Îles Canaries refusent d’accoster au MV Hondius touché par une épidémie d’hantavirus
Les Canaries refusent l’accostage du MV Hondius touché par une épidémie d’hantavirus
Les Canaries refusent l’accostage du MV Hondius, touché par un foyer d’hantavirus ayant causé trois décès; environ 150 passagers à bord, OMS: risque faible.
Le gouvernement régional des îles Canaries a interdit l’accostage du navire de croisière MV Hondius après l’apparition d’un foyer d’hantavirus à bord. Le bateau, actuellement au large du Cap-Vert, transporte environ 150 passagers originaires de 23 pays. Trois personnes sont mortes après avoir été infectées, et plusieurs cas supplémentaires sont confirmés ou suspectés. Les autorités régionales expliquent leur décision par un manque d’informations suffisantes pour garantir la sécurité publique.
Les Canaries refusent l’accostage du MV Hondius
La présidence des îles Canaries a déclaré ne pas autoriser l’entrée du MV Hondius dans un port de l’archipel. Le chef régional a demandé une réunion urgente avec le gouvernement central à Madrid pour clarifier les conditions d’accueil et les mesures sanitaires à appliquer. Les autorités locales estiment qu’elles ne disposent pas des garanties nécessaires pour accepter le navire sans un plan d’intervention détaillé et des informations complètes sur l’épidémie.
150 passagers confinés et trois décès confirmés
Environ 150 personnes restent à bord du Hondius, bloquées par la situation sanitaire. Trois passagers — un couple néerlandais et un ressortissant allemand — sont décédés après avoir contracté l’hantavirus; le premier décès a été signalé le 11 avril, et le corps est resté à bord jusqu’au 24 avril. Outre les décès, l’Organisation mondiale de la santé (OMS) a recensé huit cas liés au navire, dont trois infections confirmées et cinq cas suspects.
Réserves de l’exécutif régional et appel à Madrid
Les autorités canariennes invoquent la nécessité de protéger la population locale et demandent des clarifications sur les responsabilités juridiques et humanitaires. Le gouvernement régional rappelle que, bien que les obligations internationales recommandent de porter assistance aux personnes en détresse, la priorité reste la sécurité sanitaire des habitants. Le chef régional a exprimé son intention de discuter avec le Premier ministre pour obtenir des instructions précises et les ressources nécessaires en cas d’accostage.
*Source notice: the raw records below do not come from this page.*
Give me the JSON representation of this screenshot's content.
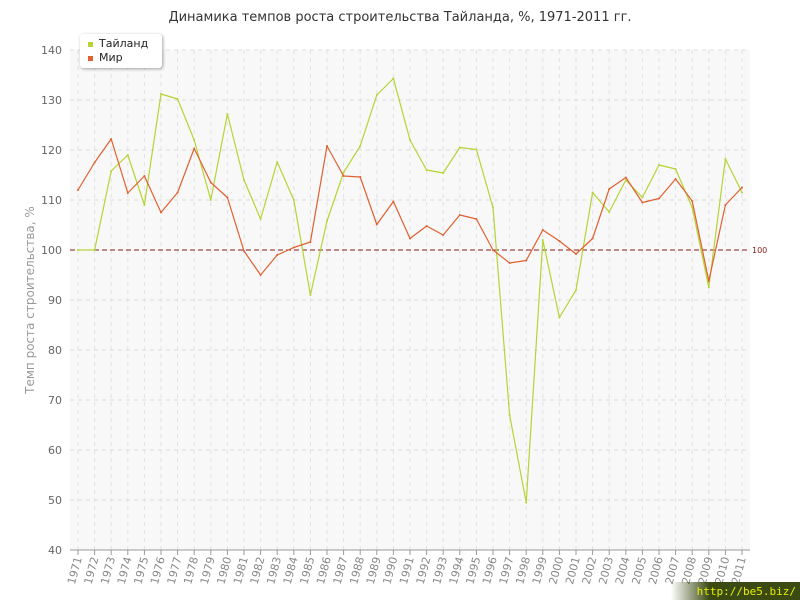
{
  "chart_data": {
    "type": "line",
    "title": "Динамика темпов роста строительства Тайланда, %, 1971-2011 гг.",
    "ylabel": "Темп роста строительства, %",
    "xlabel": "",
    "ylim": [
      40,
      140
    ],
    "yticks": [
      40,
      50,
      60,
      70,
      80,
      90,
      100,
      110,
      120,
      130,
      140
    ],
    "grid": true,
    "legend_position": "top-left",
    "reference_line": {
      "value": 100,
      "label": "100",
      "color": "#8b1a1a"
    },
    "categories": [
      "1971",
      "1972",
      "1973",
      "1974",
      "1975",
      "1976",
      "1977",
      "1978",
      "1979",
      "1980",
      "1981",
      "1982",
      "1983",
      "1984",
      "1985",
      "1986",
      "1987",
      "1988",
      "1989",
      "1990",
      "1991",
      "1992",
      "1993",
      "1994",
      "1995",
      "1996",
      "1997",
      "1998",
      "1999",
      "2000",
      "2001",
      "2002",
      "2003",
      "2004",
      "2005",
      "2006",
      "2007",
      "2008",
      "2009",
      "2010",
      "2011"
    ],
    "series": [
      {
        "name": "Тайланд",
        "color": "#b5d435",
        "values": [
          100,
          100,
          115.8,
          119,
          109,
          131.2,
          130.2,
          122,
          110,
          127.2,
          114,
          106.2,
          117.6,
          110,
          91,
          105.8,
          115.5,
          120.8,
          131,
          134.3,
          122,
          116,
          115.4,
          120.5,
          120.1,
          108.5,
          67,
          49.5,
          102,
          86.5,
          92,
          111.5,
          107.6,
          114,
          110.5,
          117,
          116.2,
          108.5,
          92.5,
          118.2,
          111.5
        ]
      },
      {
        "name": "Мир",
        "color": "#e06030",
        "values": [
          112,
          117.5,
          122.2,
          111.4,
          114.8,
          107.5,
          111.5,
          120.3,
          113.5,
          110.5,
          99.8,
          95,
          99,
          100.5,
          101.6,
          120.8,
          114.8,
          114.6,
          105.1,
          109.7,
          102.3,
          104.8,
          103,
          107,
          106.2,
          100,
          97.4,
          97.9,
          104,
          101.8,
          99.2,
          102.3,
          112.2,
          114.5,
          109.5,
          110.3,
          114.2,
          109.8,
          93.8,
          109,
          112.5
        ]
      }
    ]
  },
  "watermark": "http://be5.biz/"
}
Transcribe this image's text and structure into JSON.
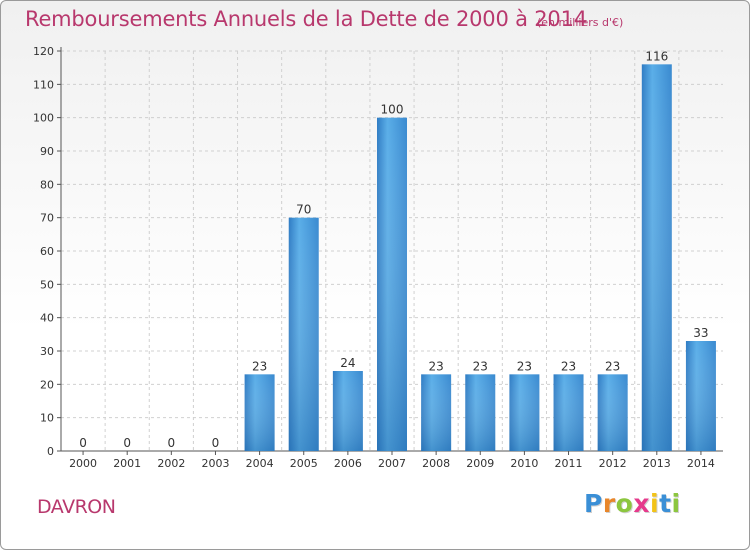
{
  "title": "Remboursements Annuels de la Dette de 2000 à 2014",
  "subtitle": "(en milliers d'€)",
  "commune": "DAVRON",
  "logo": {
    "letters": [
      "P",
      "r",
      "o",
      "x",
      "i",
      "t",
      "i"
    ],
    "colors": [
      "#3a8fd6",
      "#e8862a",
      "#8cc63f",
      "#e63a8c",
      "#f2c318",
      "#3a8fd6",
      "#8cc63f"
    ]
  },
  "chart_data": {
    "type": "bar",
    "categories": [
      "2000",
      "2001",
      "2002",
      "2003",
      "2004",
      "2005",
      "2006",
      "2007",
      "2008",
      "2009",
      "2010",
      "2011",
      "2012",
      "2013",
      "2014"
    ],
    "values": [
      0,
      0,
      0,
      0,
      23,
      70,
      24,
      100,
      23,
      23,
      23,
      23,
      23,
      116,
      33
    ],
    "ylim": [
      0,
      120
    ],
    "yticks": [
      0,
      10,
      20,
      30,
      40,
      50,
      60,
      70,
      80,
      90,
      100,
      110,
      120
    ],
    "grid": true,
    "bar_color": "#3d8fd4",
    "xlabel": "",
    "ylabel": ""
  }
}
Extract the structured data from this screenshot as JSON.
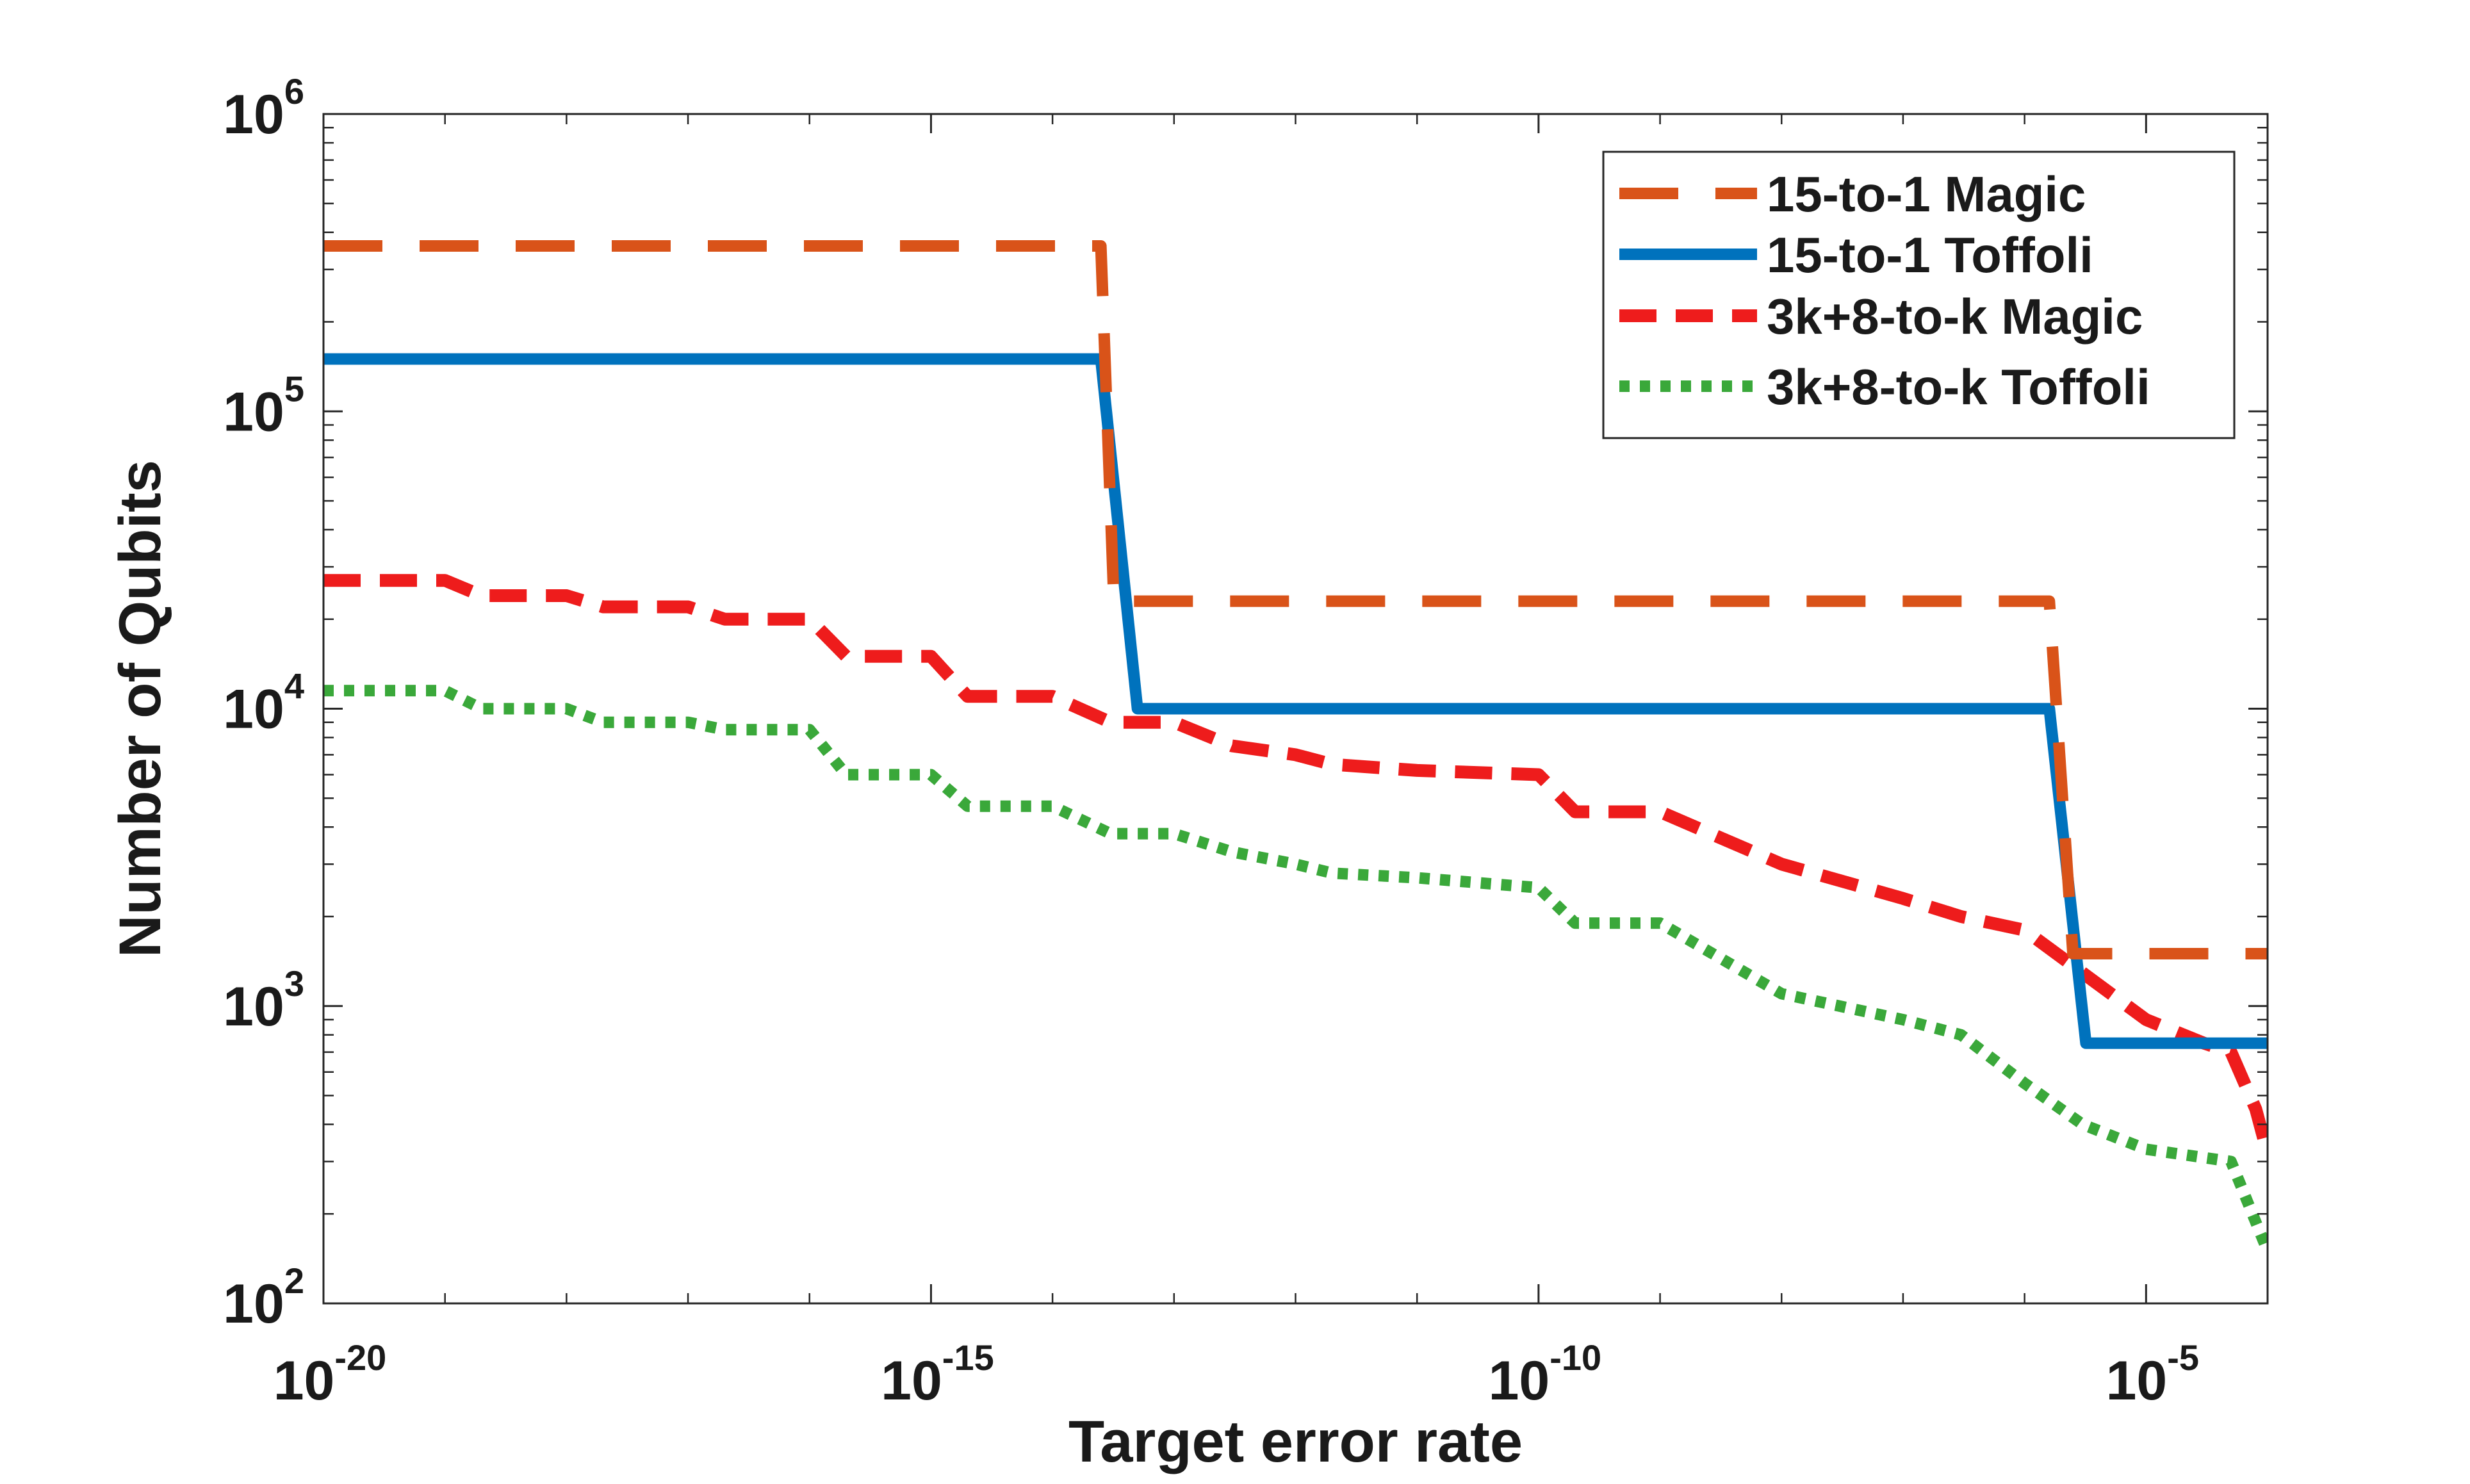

Cas confirmés, évacuations et prise en charge médicale
L’OMS a indiqué que trois personnes suspectées d’être porteuses du virus ont été évacuées vers les Pays-Bas pour y recevoir des soins. La Suisse a confirmé qu’un de ses ressortissants à bord a contracté la maladie et est actuellement soigné à Zurich; les autorités suisses ont précisé que le patient ne présente pas de risque pour le public. Par ailleurs, en Afrique du Sud, un ressortissant britannique est traité pour la souche andine du virus, une variante qui, dans de rares cas, peut se transmettre entre humains après un contact prolongé et étroit.
Transmission, origine et historique du voyage
Le hantavirus se transmet principalement par contact avec l’urine, la salive ou les excréments de rongeurs infectés. Le Hondius avait quitté la pointe sud de l’Argentine fin mars et l’épidémie a été signalée au fur et à mesure que le navire faisait route vers le Cap-Vert. Les autorités sanitaires s’efforcent de retracer les chaines de contact à bord et de déterminer si des mesures préventives appropriées avaient été mises en place durant l’embarquement et la navigation.
OMS: risque pour le public jugé faible mais vigilance maintenue
Le directeur général de l’OMS a déclaré que le risque pour le grand public reste « faible » et a rappelé que la transmission interhumaine du hantavirus est habituellement limitée et requiert des contacts prolongés et très étroits. Malgré cette évaluation, l’organisation a demandé aux autorités concernées de faciliter l’accès à des soins et d’appliquer des protocoles de prévention et de contrôle des infections. Les recommandations comprennent l’isolement des cas confirmés, la protection des personnels soignants et la surveillance étroite des personnes ayant été en contact prolongé avec les malades.
La situation demeure évolutive: les autorités régionales des Canaries sont en discussion avec l’exécutif central pour définir une réponse coordonnée, tandis que les équipes médicales continuent la prise en charge des cas et l’évacuation des personnes nécessitant des soins spécialisés.